His contemporary critics accused Rainivoninahitriniony of increasing despotism, habitual drunkenness and frequent violence as his power grew, reportedly threatening the queen at knifepoint on several occasions.

==Downfall and death==
Rainivoninahitriniony's involvement in the regicide plot had made him deeply unpopular among the people, and his excesses turned the opinion of many nobles against him. His fate was sealed during a visit to Ambohimanga when, upon receiving the names of individuals accused of intentionally setting a series of house fires that had ravaged Antananarivo, he sought to ensure the rapid arrest and execution of the accused conspirators. Rasoherina opposed these executions, however, sparking Rainivoninahitriniony's anger and prompting him to declare violent threats to her sovereignty. Immediately afterward, Rasoherina set about to remove Rainivoninahitriniony from power with the support of Rainivoninahitriniony's younger brother Rainilaiarivony, Commander-in-Chief of the army and influential leader among the andriana. The queen addressed the public at Andohalo, first releasing zebu into the crowd for public consumption in a bid to ensure popular approval of the transition, then announcing the deposition of Rainivoninahitriniony in favor of Rainilaiarivony, relieving the Prime Minister of his post and stripping him of his ranks on July 14, 1864. He was consequently sent into exile in Ambohimandroso, in Betsileo country, on February 20, 1865.

In the final months of his life, Rainivoninahitriniony is believed to have participated in an attempted coup against the administration of his brother and the queen. On Friday, March 27, 1868, at two in the afternoon, a massive crowd armed with guns and swords attempted to storm the seat of government at the Rova of Antananarivo in the interest of exerting control over the succession of the queen, who had been growing ever weaker from dysentery since October 1867. The leaders of the group successfully captured a number of key figures, including the head of the Queen's Guard. A group of guards, however, managed to escape and raced to notify Prime Minister Rainilaiarivony, who was visiting the countryside estate where Queen Rasoherina was convalescing. The Prime Minister gave the order to arrest the conspirators, several of whom were promptly captured upon the soldiers' return to the city. At five in the evening, Rasoherina delivered a public address, asking those favorable to her rule to walk with her through the capital; a massive crowd paraded with her through the city, demonstrating their support for her continued authority. The queen then delivered a speech at Andohalo ordering the public to turn in any known conspirators to bring them to justice, before re-entering her residence at the Rova to reassure the public with her presence.
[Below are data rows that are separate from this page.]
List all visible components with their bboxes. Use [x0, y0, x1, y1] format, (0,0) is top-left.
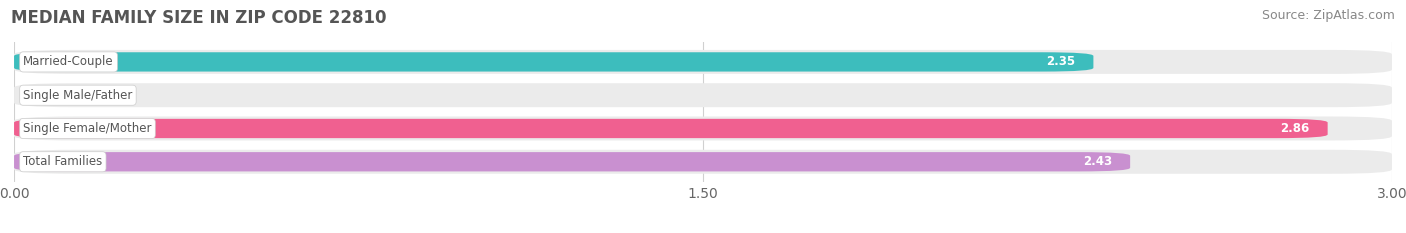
FancyBboxPatch shape	[14, 119, 1327, 138]
Text: Single Female/Mother: Single Female/Mother	[24, 122, 152, 135]
Text: 0.00: 0.00	[97, 89, 125, 102]
FancyBboxPatch shape	[14, 50, 1392, 74]
Text: MEDIAN FAMILY SIZE IN ZIP CODE 22810: MEDIAN FAMILY SIZE IN ZIP CODE 22810	[11, 9, 387, 27]
Text: Total Families: Total Families	[24, 155, 103, 168]
Text: Single Male/Father: Single Male/Father	[24, 89, 132, 102]
FancyBboxPatch shape	[14, 52, 1094, 72]
FancyBboxPatch shape	[14, 150, 1392, 174]
FancyBboxPatch shape	[14, 152, 1130, 171]
Text: 2.43: 2.43	[1083, 155, 1112, 168]
Text: Source: ZipAtlas.com: Source: ZipAtlas.com	[1261, 9, 1395, 22]
Text: 2.86: 2.86	[1279, 122, 1309, 135]
Text: Married-Couple: Married-Couple	[24, 55, 114, 69]
Text: 2.35: 2.35	[1046, 55, 1076, 69]
FancyBboxPatch shape	[14, 116, 1392, 140]
FancyBboxPatch shape	[14, 83, 1392, 107]
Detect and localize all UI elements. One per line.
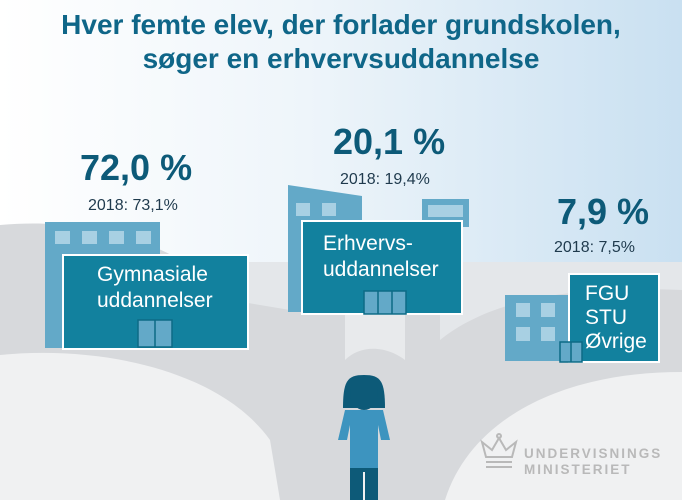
gymnasiale-building xyxy=(45,222,249,350)
oevrige-percent: 7,9 % xyxy=(557,191,650,232)
title-line-2: søger en erhvervsuddannelse xyxy=(142,43,540,74)
oevrige-building xyxy=(505,273,660,363)
crown-logo-icon xyxy=(480,433,518,468)
erhverv-label: Erhvervs- uddannelser xyxy=(323,231,439,283)
oevrige-label-line-1: FGU xyxy=(585,282,630,305)
erhverv-label-line-2: uddannelser xyxy=(323,258,439,281)
student-figure-icon xyxy=(338,375,390,500)
oevrige-label: FGU STU Øvrige xyxy=(585,282,647,354)
gymnasiale-label: Gymnasiale uddannelser xyxy=(97,262,213,314)
erhverv-building xyxy=(288,185,469,315)
oevrige-year-label: 2018: 7,5% xyxy=(554,239,635,256)
erhverv-percent: 20,1 % xyxy=(333,121,446,162)
oevrige-label-line-3: Øvrige xyxy=(585,330,647,353)
erhverv-year-label: 2018: 19,4% xyxy=(340,171,430,188)
ground-left xyxy=(0,352,280,500)
gymnasiale-percent: 72,0 % xyxy=(80,147,193,188)
logo-line-1: UNDERVISNINGS xyxy=(524,446,663,461)
logo-line-2: MINISTERIET xyxy=(524,462,632,477)
gymnasiale-year-label: 2018: 73,1% xyxy=(88,197,178,214)
gymnasiale-label-line-2: uddannelser xyxy=(97,289,213,312)
gymnasiale-label-line-1: Gymnasiale xyxy=(97,263,208,286)
erhverv-label-line-1: Erhvervs- xyxy=(323,232,413,255)
oevrige-label-line-2: STU xyxy=(585,306,627,329)
page-title: Hver femte elev, der forlader grundskole… xyxy=(0,8,682,76)
title-line-1: Hver femte elev, der forlader grundskole… xyxy=(61,9,621,40)
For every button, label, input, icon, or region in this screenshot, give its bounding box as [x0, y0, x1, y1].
However, the windows along the route to the Rova were reportedly all ordered shut, whether to protect the Queen from projectiles or to keep the nobles of the upper town from viewing the advanced state of her infirmity. The physical and emotional exertion further weakened the queen, who died four days later, on April 1, 1868.

Two main theories about the role of Rainivoninahitriniony in the coup against Rasoherina were proposed although the truth was never confirmed. One theory offered that Rainivoninahitriniony had intended to establish a republic in Madagascar with himself as its president. An alternate and more probable theory maintained that Rainivoninahitriniony had formed an alliance with Protestant leaders who wished to see a male prince named Rasata placed on the throne. This prince would have been a puppet to Prime Minister Rainivoninahitriniony, who was committed to serving the interests of his Protestant allies.

Rainivoninahitriniony died in exile in Ambohimandroso on 5 May 1868.